The grey Danish summer weather provided some serious reading time over the holidays. I lost myself in Haruki Murukami’s mammoth tale of parallel worlds, ‘1Q84’.
The book made me rather paranoid – what if we were living in a parallel world? So much at the moment seems to be out of place. From the good (Leicester winning the Premier League) to the not so good (Brexit, Donald Trump …), nobody saw any of these events coming. Had I somehow slipped into another universe?
Reality bites
In the absence of any clear signs to the contrary (there’s a handy second moon in the sky in ‘1Q84’), I have come to the conclusion that this is indeed reality as we know it, and I have been pondering on the cause of recent events.
In global economic terms, one theme of the past 30 years has been the undeniable triumph of ‘neoliberalism’ – the idea that economics is a system independent of ethics or normative judgements, and instead one where markets are the supreme moral arbiter, independent of pesky human subjectivity and argument.

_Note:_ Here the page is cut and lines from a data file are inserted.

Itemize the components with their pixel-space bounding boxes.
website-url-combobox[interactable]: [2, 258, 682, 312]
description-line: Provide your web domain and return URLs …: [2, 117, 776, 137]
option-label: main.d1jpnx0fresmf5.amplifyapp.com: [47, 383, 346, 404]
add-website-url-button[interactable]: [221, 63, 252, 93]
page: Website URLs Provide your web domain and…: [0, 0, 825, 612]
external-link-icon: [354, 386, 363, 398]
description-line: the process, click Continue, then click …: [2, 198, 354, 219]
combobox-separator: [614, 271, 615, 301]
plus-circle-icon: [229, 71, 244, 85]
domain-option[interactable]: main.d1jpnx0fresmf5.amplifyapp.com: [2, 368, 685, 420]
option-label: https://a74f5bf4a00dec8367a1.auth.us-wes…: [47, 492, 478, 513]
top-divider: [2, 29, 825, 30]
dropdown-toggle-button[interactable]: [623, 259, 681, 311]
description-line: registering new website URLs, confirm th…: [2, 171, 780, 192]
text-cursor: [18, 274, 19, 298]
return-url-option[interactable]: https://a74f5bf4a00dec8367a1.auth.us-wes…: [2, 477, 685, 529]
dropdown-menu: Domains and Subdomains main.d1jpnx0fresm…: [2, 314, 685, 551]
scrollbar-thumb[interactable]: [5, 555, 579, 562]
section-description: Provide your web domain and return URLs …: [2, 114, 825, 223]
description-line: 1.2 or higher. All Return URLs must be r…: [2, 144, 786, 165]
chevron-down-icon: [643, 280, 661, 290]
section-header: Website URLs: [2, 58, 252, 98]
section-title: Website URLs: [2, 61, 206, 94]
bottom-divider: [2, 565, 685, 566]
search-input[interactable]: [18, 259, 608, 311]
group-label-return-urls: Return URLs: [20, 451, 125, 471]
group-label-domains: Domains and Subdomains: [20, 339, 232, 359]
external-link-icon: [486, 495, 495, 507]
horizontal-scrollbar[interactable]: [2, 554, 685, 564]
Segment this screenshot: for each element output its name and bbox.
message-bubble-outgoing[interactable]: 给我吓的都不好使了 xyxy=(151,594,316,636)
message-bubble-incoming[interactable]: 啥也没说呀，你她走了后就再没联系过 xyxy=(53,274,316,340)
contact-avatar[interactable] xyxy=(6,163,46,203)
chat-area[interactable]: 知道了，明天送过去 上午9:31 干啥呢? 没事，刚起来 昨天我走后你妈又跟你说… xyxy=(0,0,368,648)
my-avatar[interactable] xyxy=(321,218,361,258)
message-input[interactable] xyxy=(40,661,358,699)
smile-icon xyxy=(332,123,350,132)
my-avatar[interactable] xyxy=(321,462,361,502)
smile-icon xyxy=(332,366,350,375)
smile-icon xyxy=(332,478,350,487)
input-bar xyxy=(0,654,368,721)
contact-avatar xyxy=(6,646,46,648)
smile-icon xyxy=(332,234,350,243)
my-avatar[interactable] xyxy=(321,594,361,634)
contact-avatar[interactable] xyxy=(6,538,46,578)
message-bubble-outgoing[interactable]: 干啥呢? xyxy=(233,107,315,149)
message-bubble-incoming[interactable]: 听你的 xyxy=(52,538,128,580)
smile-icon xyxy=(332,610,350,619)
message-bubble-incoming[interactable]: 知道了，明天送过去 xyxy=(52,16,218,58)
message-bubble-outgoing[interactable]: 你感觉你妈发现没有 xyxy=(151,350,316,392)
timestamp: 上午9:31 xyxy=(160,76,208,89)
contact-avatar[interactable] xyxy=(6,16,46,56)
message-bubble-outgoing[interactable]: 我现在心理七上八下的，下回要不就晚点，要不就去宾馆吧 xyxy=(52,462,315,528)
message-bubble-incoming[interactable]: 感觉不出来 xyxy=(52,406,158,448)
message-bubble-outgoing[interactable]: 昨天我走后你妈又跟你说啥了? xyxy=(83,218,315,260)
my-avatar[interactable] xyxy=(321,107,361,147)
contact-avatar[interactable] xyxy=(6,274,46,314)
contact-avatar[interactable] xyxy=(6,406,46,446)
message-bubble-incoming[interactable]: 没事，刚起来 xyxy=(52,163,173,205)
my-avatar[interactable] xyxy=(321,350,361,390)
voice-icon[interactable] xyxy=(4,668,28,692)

Yet whilst ‘markets’ in isolation may be objective concepts, anything which involves us homo sapiens certainly is not. Economic policy that places our actions in an amoral sphere – dictated by the whims of the market, whilst undoubtedly creating enormous wealth for a few – has caused phenomenal wealth disparity whilst downgrading subjective, reasoned argument derived from conscience.
Beginning of the end?
Could this pervading sense of nihilism created by 30 years of neoliberal policy have created a platform for the election of Trump, someone utterly devoid of principle, a creature of whim solely concerned with his own narcissism and bank account? Or the success of Brexiteers, who campaigned on a staggering array of promises that now lie broken? Possibly.
But if that is true, it could also mean that neoliberalism has sown the seeds of its own destruction. One thing that the likes of Trump and the Brexiteers have in common is the lack of any cohesive argument. Policies come and go: there one minute, contradicted the next. Even a neoliberal policy cannot survive in an environment devoid of any coherent policy at all.